Answer
(a) $h = 1434~km$
(b) $h = 4670~km$
Work Step by Step
(a) The gravitational field strength is $\frac{GM}{R^2}$, where $M$ is the Earth's mass, and $R$ is the distance from the center of the Earth.
Let $R_E$ be the radius of the Earth (which is 6380 km). Let $h$ be the height above the surface where the gravitational field strength is two-thirds of its value at the surface. We can find $h$:
$\frac{GM}{(R_E+h)^2} = \frac{2}{3}~\frac{GM}{R_E^2}$
$2(R_E+h)^2 = 3R_E^2$
$R_E+h = \sqrt{\frac{3}{2}}~R_E$
$h = R_E~(\sqrt{\frac{3}{2}}-1)$
$h = (6380~km)~(\sqrt{\frac{3}{2}}-1)$
$h = 1434~km$
(b) The gravitational field strength is $\frac{GM}{R^2}$, where $M$ is the Earth's mass, and $R$ is the distance from the center of the Earth.

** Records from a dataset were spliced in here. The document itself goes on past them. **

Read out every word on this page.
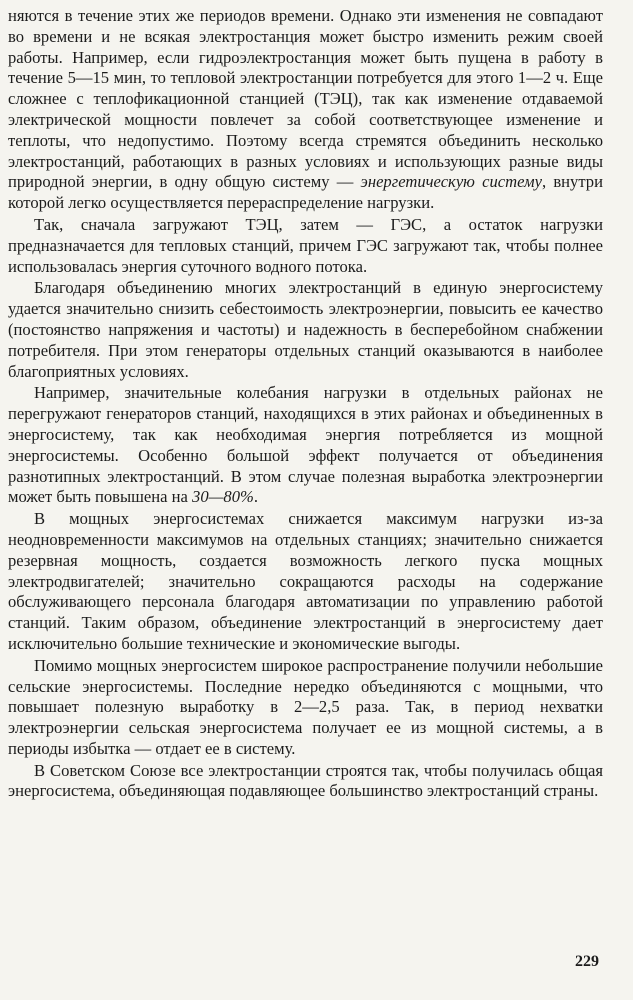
няются в течение этих же периодов времени. Однако эти изменения не совпадают во времени и не всякая электростанция может быстро изменить режим своей работы. Например, если гидроэлектростанция может быть пущена в работу в течение 5—15 мин, то тепловой электростанции потребуется для этого 1—2 ч. Еще сложнее с теплофикационной станцией (ТЭЦ), так как изменение отдаваемой электрической мощности повлечет за собой соответствующее изменение и теплоты, что недопустимо. Поэтому всегда стремятся объединить несколько электростанций, работающих в разных условиях и использующих разные виды природной энергии, в одну общую систему — энергетическую систему, внутри которой легко осуществляется перераспределение нагрузки.

Так, сначала загружают ТЭЦ, затем — ГЭС, а остаток нагрузки предназначается для тепловых станций, причем ГЭС загружают так, чтобы полнее использовалась энергия суточного водного потока.

Благодаря объединению многих электростанций в единую энергосистему удается значительно снизить себестоимость электроэнергии, повысить ее качество (постоянство напряжения и частоты) и надежность в бесперебойном снабжении потребителя. При этом генераторы отдельных станций оказываются в наиболее благоприятных условиях.

Например, значительные колебания нагрузки в отдельных районах не перегружают генераторов станций, находящихся в этих районах и объединенных в энергосистему, так как необходимая энергия потребляется из мощной энергосистемы. Особенно большой эффект получается от объединения разнотипных электростанций. В этом случае полезная выработка электроэнергии может быть повышена на 30—80%.

В мощных энергосистемах снижается максимум нагрузки из-за неодновременности максимумов на отдельных станциях; значительно снижается резервная мощность, создается возможность легкого пуска мощных электродвигателей; значительно сокращаются расходы на содержание обслуживающего персонала благодаря автоматизации по управлению работой станций. Таким образом, объединение электростанций в энергосистему дает исключительно большие технические и экономические выгоды.

Помимо мощных энергосистем широкое распространение получили небольшие сельские энергосистемы. Последние нередко объединяются с мощными, что повышает полезную выработку в 2—2,5 раза. Так, в период нехватки электроэнергии сельская энергосистема получает ее из мощной системы, а в периоды избытка — отдает ее в систему.

В Советском Союзе все электростанции строятся так, чтобы получилась общая энергосистема, объединяющая подавляющее большинство электростанций страны.

229
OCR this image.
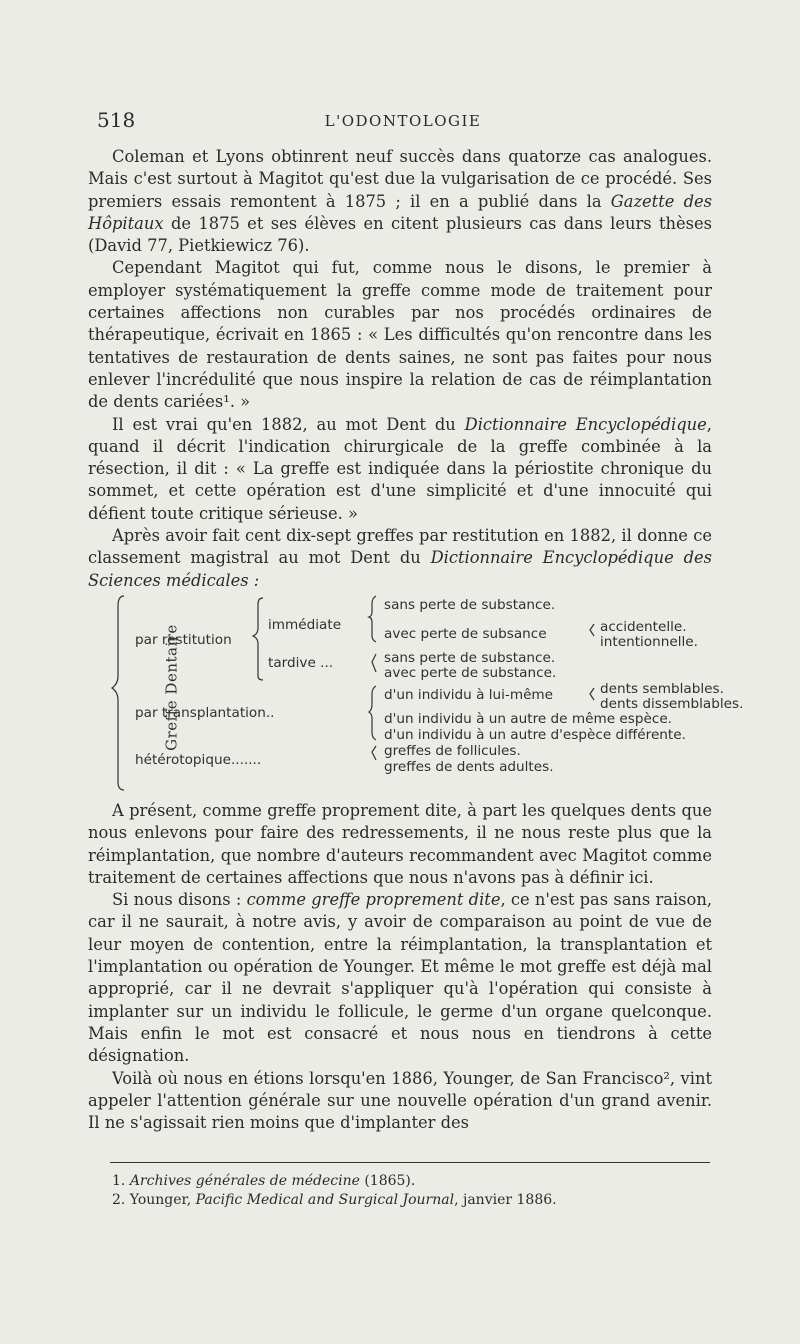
518	L'ODONTOLOGIE

Coleman et Lyons obtinrent neuf succès dans quatorze cas analogues. Mais c'est surtout à Magitot qu'est due la vulgarisation de ce procédé. Ses premiers essais remontent à 1875 ; il en a publié dans la Gazette des Hôpitaux de 1875 et ses élèves en citent plusieurs cas dans leurs thèses (David 77, Pietkiewicz 76).

Cependant Magitot qui fut, comme nous le disons, le premier à employer systématiquement la greffe comme mode de traitement pour certaines affections non curables par nos procédés ordinaires de thérapeutique, écrivait en 1865 : « Les difficultés qu'on rencontre dans les tentatives de restauration de dents saines, ne sont pas faites pour nous enlever l'incrédulité que nous inspire la relation de cas de réimplantation de dents cariées¹. »

Il est vrai qu'en 1882, au mot Dent du Dictionnaire Encyclopédique, quand il décrit l'indication chirurgicale de la greffe combinée à la résection, il dit : « La greffe est indiquée dans la périostite chronique du sommet, et cette opération est d'une simplicité et d'une innocuité qui défient toute critique sérieuse. »

Après avoir fait cent dix-sept greffes par restitution en 1882, il donne ce classement magistral au mot Dent du Dictionnaire Encyclopédique des Sciences médicales :

Greffe Dentaire
par restitution
immédiate
sans perte de substance.
avec perte de subsance	accidentelle.
intentionnelle.
tardive ...	sans perte de substance.
avec perte de substance.
par transplantation..
d'un individu à lui-même	dents semblables.
dents dissemblables.
d'un individu à un autre de même espèce.
d'un individu à un autre d'espèce différente.
hétérotopique.......
greffes de follicules.
greffes de dents adultes.

A présent, comme greffe proprement dite, à part les quelques dents que nous enlevons pour faire des redressements, il ne nous reste plus que la réimplantation, que nombre d'auteurs recommandent avec Magitot comme traitement de certaines affections que nous n'avons pas à définir ici.

Si nous disons : comme greffe proprement dite, ce n'est pas sans raison, car il ne saurait, à notre avis, y avoir de comparaison au point de vue de leur moyen de contention, entre la réimplantation, la transplantation et l'implantation ou opération de Younger. Et même le mot greffe est déjà mal approprié, car il ne devrait s'appliquer qu'à l'opération qui consiste à implanter sur un individu le follicule, le germe d'un organe quelconque. Mais enfin le mot est consacré et nous nous en tiendrons à cette désignation.

Voilà où nous en étions lorsqu'en 1886, Younger, de San Francisco², vint appeler l'attention générale sur une nouvelle opération d'un grand avenir. Il ne s'agissait rien moins que d'implanter des

1. Archives générales de médecine (1865).
2. Younger, Pacific Medical and Surgical Journal, janvier 1886.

Let $R_E$ be the radius of the Earth (which is 6380 km). Let $h$ be the height above the surface where the gravitational field strength is one-third of its value at the surface. We can find $h$:
$\frac{GM}{(R_E+h)^2} = \frac{1}{3}~\frac{GM}{R_E^2}$
$(R_E+h)^2 = 3R_E^2$
$R_E+h = \sqrt{3}~R_E$
$h = R_E~(\sqrt{3}-1)$
$h = (6380~km)~(\sqrt{3}-1)$
$h = 4670~km$